Real users type “elasitcsearch” instead of “elasticsearch”. And they expect us to know they meant the latter. These two queries solve the “typos and multiple fields” problems.
Fuzzy query — handling typos
In simple language — “find docs where the term is almost equal to my search term, allowing for N character edits.” That’s Levenshtein distance.
Levenshtein distance = number of single-character edits (insertions, deletions, substitutions) needed to turn one string into another. cat → bat is distance 1. cat → bats is distance 2.
GET /products/_search
{
"query": {
"fuzzy": {
"title": {
"value": "elasitcsearch",
"fuzziness": "AUTO"
}
}
}
}
fuzziness options:
0— exact match (no fuzziness, same as term).1or2— explicit edit distance.AUTO— smart default based on term length:- 0-2 chars → 0 edits (must be exact)
- 3-5 chars → 1 edit
- 6+ chars → 2 edits
AUTO is what we want 99% of the time. Short terms shouldn’t allow typos (too many false positives).
Fuzzy inside match
The fuzzy query operates on a single term. For multi-word fuzzy search, use match with fuzziness:
GET /products/_search
{
"query": {
"match": {
"title": {
"query": "wirless headfones",
"fuzziness": "AUTO"
}
}
}
}
This finds “wireless headphones” even with two typos. Each word gets its own fuzziness allowance.
Multi-match query — search across fields
In simple language — “search this text across multiple fields at once.” It’s the realistic version of any search bar that searches title + description + tags + author all together.
GET /products/_search
{
"query": {
"multi_match": {
"query": "wireless headphones",
"fields": ["title", "description", "tags"]
}
}
}
Field boosting
We rarely want all fields treated equally. A match in the title should count more than a match in the description. Use ^N suffix:
{
"multi_match": {
"query": "wireless headphones",
"fields": ["title^3", "description^1", "tags^2"]
}
}
Now a match in title scores 3x more than the same match in description.
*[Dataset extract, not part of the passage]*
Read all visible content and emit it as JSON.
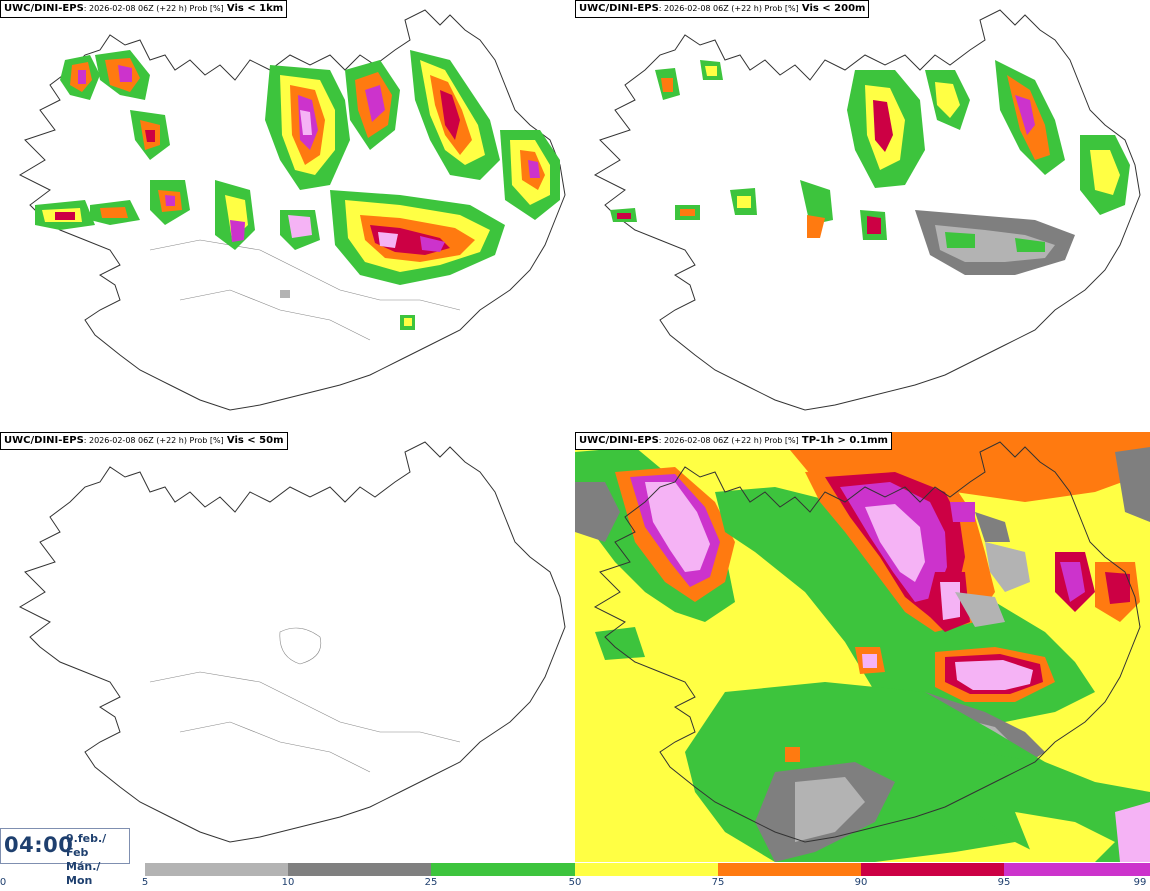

This dramatically improves relevance for real search bars.
Multi-match types
The type parameter controls how scores from different fields are combined:
| Type | What it does | When to use |
|---|---|---|
best_fields (default) | Use the score of the single best matching field | Most search bars |
most_fields | Sum scores across all matching fields | When the same text in multiple fields is a stronger signal |
cross_fields | Treat fields as one big field (good for names split into first/last) | People search, addresses |
phrase | Each field tried as a phrase match | Exact phrase across fields |
phrase_prefix | Phrase match with prefix on last term | Autocomplete |
{
"multi_match": {
"query": "manish prajapati",
"type": "cross_fields",
"fields": ["first_name", "last_name"],
"operator": "and"
}
}
cross_fields is perfect here — “manish” matches first_name, “prajapati” matches last_name, but together they should look like a single match.
Combining with fuzziness
We can do both — multi-field AND typo-tolerant:
GET /products/_search
{
"query": {
"multi_match": {
"query": "wirless headfones",
"fields": ["title^3", "description"],
"fuzziness": "AUTO"
}
}
}
This is the “kitchen sink” search bar query. Multi-field, weighted, typo-tolerant.
Performance note
Fuzzy queries are expensive — ES has to compute edit distances against many terms in the index. Two safeguards:
prefix_length— number of leading characters that must match exactly (default 0). Settingprefix_length: 1or2massively narrows the candidate set.max_expansions— caps the number of terms the query expands to (default 50).
{
"fuzzy": {
"title": {
"value": "elasticsearch",
"fuzziness": "AUTO",
"prefix_length": 2,
"max_expansions": 100
}
}
}
Quick rules
- User-facing search bars →
multi_match+ field boosts +fuzziness: AUTO. Best UX. - People/name search →
cross_fieldstype. - Autocomplete →
phrase_prefixtype (or a dedicated suggester). - Short queries (< 3 chars) — disable fuzziness, too noisy.
- Always set
prefix_length: 1in production fuzzy queries for performance.